Multiconcept operator Ark Restaurants shows how distant 'normal' might be

Sales at its huge high-end restaurants are still only a fraction of what they were pre-pandemic, while galloping costs shrink the bottom line.
Photograph: Shutterstock

Weekly sales at Ark Restaurants’ 1,080-seat Bryant Park restaurant in New York City would routinely hit $800,000 during the peak tourist season and drop down to more than $120,000 on average the rest of the year. Now, CEO Michael Weinstein told Wall Street on Tuesday, the place might generate $30,000 over a seven-day stretch.

Yet sky-high labor costs haven’t dropped accordingly because the company doesn’t want to drive away staff by cutting hours. “In New York, we used to pay hostesses around $16, $17 an hour. We can't find them at $24, $25 an hour right now,” Weinstein said.

Instead, he noted, servers’ stations have often been expanded to include, say, nine tables instead of six, giving them a lift in tips. “But they're working too hard. They're exhausted,” said Weinstein. “And when I say exhausted, I really mean exhausted.”

His comments counter the notion held by some investors and politicians that normalcy is right around the corner for restaurants now that the omicron spike is flattening. As he attested, recent weeks have been a far stretch from normal for Ark’s very mixed collection of restaurant concepts. The New York City-based company operates about 34 restaurants ranging from high-end places like Blue Moon Fish Co. in Florida to fast-food stations in the food court at the New York, New York casino-hotel in Las Vegas.

Weinstein said the company’s locations in New York City and Washington, D.C., continue to suffer from white-collar employees working from home instead of commuting to office buildings near the restaurants. A high-end place like Bryant Park or Washington’s Sequoia might still get executives using their expense accounts, but they’re not getting the secretaries who treat themselves to lunch, he explained.

“That's who my eye is on,” he continued. “If I lose them, I'm losing 10%, 15% of my customer counts. I'm not going to lose them. I'm going to make every effort to keep them.”

Yet that challenge is complicated by soaring food costs. The cost of king crab legs has soared from $23 to $55 a pound over the last 18 months, prompting Ark to raise the cost of its signature crab entree by 66%.

“We've gone from $75 in five steps to now where we get $125,” Weinstein said. With a food cost of $106 for the 2-pound crab leg serving, Ark is still profiting. But “we're about at the point where half [the] customer base, if we raised [it] another $1.50, would leave. I mean we're really pushing it.”

About a year ago, the company tried to hedge against further increases in the cost of crabs by spending $1 million to stock its freezers with the delicacy at a price of $43 a pound. “We just did it again,” said Weinstein.

Fortunately, he continued, “we see some normalization of food prices.
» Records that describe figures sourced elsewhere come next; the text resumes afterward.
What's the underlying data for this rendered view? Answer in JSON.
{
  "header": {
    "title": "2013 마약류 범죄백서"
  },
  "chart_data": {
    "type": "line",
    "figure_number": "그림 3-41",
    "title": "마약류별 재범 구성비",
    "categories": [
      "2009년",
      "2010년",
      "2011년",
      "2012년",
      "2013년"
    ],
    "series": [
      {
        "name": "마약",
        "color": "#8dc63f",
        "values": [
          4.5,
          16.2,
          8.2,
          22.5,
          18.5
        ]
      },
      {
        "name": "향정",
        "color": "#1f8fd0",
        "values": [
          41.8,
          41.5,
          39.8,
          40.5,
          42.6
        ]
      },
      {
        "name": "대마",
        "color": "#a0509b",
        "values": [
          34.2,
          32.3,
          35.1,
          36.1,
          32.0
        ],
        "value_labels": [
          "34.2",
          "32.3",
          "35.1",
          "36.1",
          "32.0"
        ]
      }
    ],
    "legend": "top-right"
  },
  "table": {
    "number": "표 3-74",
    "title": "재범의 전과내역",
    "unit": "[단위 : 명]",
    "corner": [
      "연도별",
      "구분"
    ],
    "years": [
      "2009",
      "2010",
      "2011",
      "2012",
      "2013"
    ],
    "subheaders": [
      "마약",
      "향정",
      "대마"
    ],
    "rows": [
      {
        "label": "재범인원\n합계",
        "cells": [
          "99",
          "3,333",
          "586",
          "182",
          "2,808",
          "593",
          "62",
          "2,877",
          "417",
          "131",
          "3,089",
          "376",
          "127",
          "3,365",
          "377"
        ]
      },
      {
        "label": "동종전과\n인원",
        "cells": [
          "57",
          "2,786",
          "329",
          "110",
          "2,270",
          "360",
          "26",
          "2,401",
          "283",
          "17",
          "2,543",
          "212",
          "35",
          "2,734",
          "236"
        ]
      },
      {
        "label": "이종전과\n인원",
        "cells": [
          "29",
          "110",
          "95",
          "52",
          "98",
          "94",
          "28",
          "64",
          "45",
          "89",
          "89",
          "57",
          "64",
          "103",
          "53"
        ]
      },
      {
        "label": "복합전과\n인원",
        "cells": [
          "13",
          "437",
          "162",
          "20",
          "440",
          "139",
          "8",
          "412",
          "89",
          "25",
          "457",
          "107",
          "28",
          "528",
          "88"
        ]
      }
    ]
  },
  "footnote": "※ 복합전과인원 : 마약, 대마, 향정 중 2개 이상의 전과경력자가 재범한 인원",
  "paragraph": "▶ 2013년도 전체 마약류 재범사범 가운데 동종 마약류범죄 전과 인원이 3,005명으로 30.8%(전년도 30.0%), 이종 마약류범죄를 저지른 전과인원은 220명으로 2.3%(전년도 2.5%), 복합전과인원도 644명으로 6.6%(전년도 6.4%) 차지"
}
They're not going up anymore. For us, they're pretty much stable or, in some cases, coming down a little bit. But they're still much higher than they were two years ago.”

Labor expenses have yet to plateau, he indicated, and the continuing rise in wages hasn’t alleviated the shortage of new hires. Ark’s New York, New York operations are short about 50 people, and that “seems to be continuous. We just can't find people,” the CEO commented.

Ark’s Robert restaurant in New York City has cut its hours to six days a week because the company lacks enough staff to operate for a seventh day.

He mentioned that Ark is renegotiating the wages right now of line cooks at one of its Florida restaurants. The back-of-house workers have been offered $3 an hour more to join a restaurant literally next door. “So we're negotiating with three guys to stay,” said Weinstein. “If they leave, we have no one else.”

“We've been managing chaos every day. I mean, every day,” Weinstein said.

“I think we're doing well with chaos and in very difficult times,” the industry veteran asserted. “I'm just hoping that there's no further COVID interruptions, and then I think you're going to see this company fly in terms of what we bring down to the bottom line.”

For the first quarter ended Jan. 1, Ark posted a net income of $2.2 million, compared with a year-ago loss of $763,000, on revenues of $44 million, up 117%.